This is the dataset of the paper "An Empirical Study of Multiple Names and Email Addresses in OSS Version Control Repositories".

The sampled repositories are listed in the file "sampled_repositories.txt",
where each line is a repository, the fields are separated by ";",
the first filed indicates the group the repository belong to, and the second field is the full name of the repository.
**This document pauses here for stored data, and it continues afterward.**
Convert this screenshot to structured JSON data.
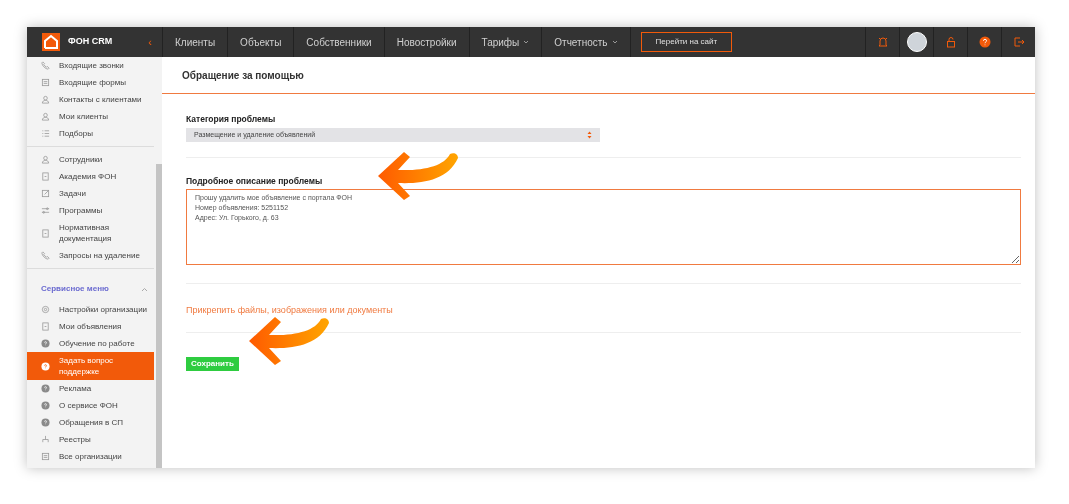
{
  "brand": {
    "name": "ФОН CRM",
    "collapse": "‹"
  },
  "nav": [
    {
      "label": "Клиенты",
      "dropdown": false
    },
    {
      "label": "Объекты",
      "dropdown": false
    },
    {
      "label": "Собственники",
      "dropdown": false
    },
    {
      "label": "Новостройки",
      "dropdown": false
    },
    {
      "label": "Тарифы",
      "dropdown": true
    },
    {
      "label": "Отчетность",
      "dropdown": true
    }
  ],
  "site_button": "Перейти на сайт",
  "sidebar": {
    "groups": [
      {
        "items": [
          {
            "label": "Входящие звонки",
            "selected": false
          },
          {
            "label": "Входящие формы",
            "selected": false
          },
          {
            "label": "Контакты с клиентами",
            "selected": false
          },
          {
            "label": "Мои клиенты",
            "selected": false
          },
          {
            "label": "Подборы",
            "selected": false
          }
        ]
      },
      {
        "items": [
          {
            "label": "Сотрудники",
            "selected": false
          },
          {
            "label": "Академия ФОН",
            "selected": false
          },
          {
            "label": "Задачи",
            "selected": false
          },
          {
            "label": "Программы",
            "selected": false
          },
          {
            "label": "Нормативная документация",
            "selected": false
          },
          {
            "label": "Запросы на удаление",
            "selected": false
          }
        ]
      },
      {
        "title": "Сервисное меню",
        "expanded": true,
        "items": [
          {
            "label": "Настройки организации",
            "selected": false
          },
          {
            "label": "Мои объявления",
            "selected": false
          },
          {
            "label": "Обучение по работе",
            "selected": false
          },
          {
            "label": "Задать вопрос поддержке",
            "selected": true
          },
          {
            "label": "Реклама",
            "selected": false
          },
          {
            "label": "О сервисе ФОН",
            "selected": false
          },
          {
            "label": "Обращения в СП",
            "selected": false
          },
          {
            "label": "Реестры",
            "selected": false
          },
          {
            "label": "Все организации",
            "selected": false
          }
        ]
      }
    ]
  },
  "page": {
    "title": "Обращение за помощью",
    "category": {
      "label": "Категория проблемы",
      "value": "Размещение и удаление объявлений"
    },
    "description": {
      "label": "Подробное описание проблемы",
      "value": "Прошу удалить мое объявление с портала ФОН\nНомер объявления: 5251152\nАдрес: Ул. Горького, д. 63"
    },
    "attach_link": "Прикрепить файлы, изображения или документы",
    "save_button": "Сохранить"
  }
}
The commit logs of all the repositories are stored in the file "commit_logs_all_repos.zip".
where each line is a commit, and the schema is:
repo_full_name;commit_id;committer_name;committer_email;commit_time;author_name;author_email;author_time

The merged names and emails are listed in the file "all_developers_merged_masked.txt",
where each line is a developer, names and email addresses are separated by "|-:+|",
names are separated by "|-;+|", and email addresses are separated by |-;+|.
**Note: The postfixes of the email addresses are masked by MD5 for developers' privacy.
The MD5 is calculated through hashlib.md5 in Python.**

You can use the file "commit_logs_all_repos.zip" to get the file "all_developers_merged_masked.txt".
You can use the file "sampled_repositories.txt", "commit_logs_all_repos.zip" and "all_developers_merged_masked.txt"
to get all the results presented in the paper.
Be careful of the encoding of the files in the process.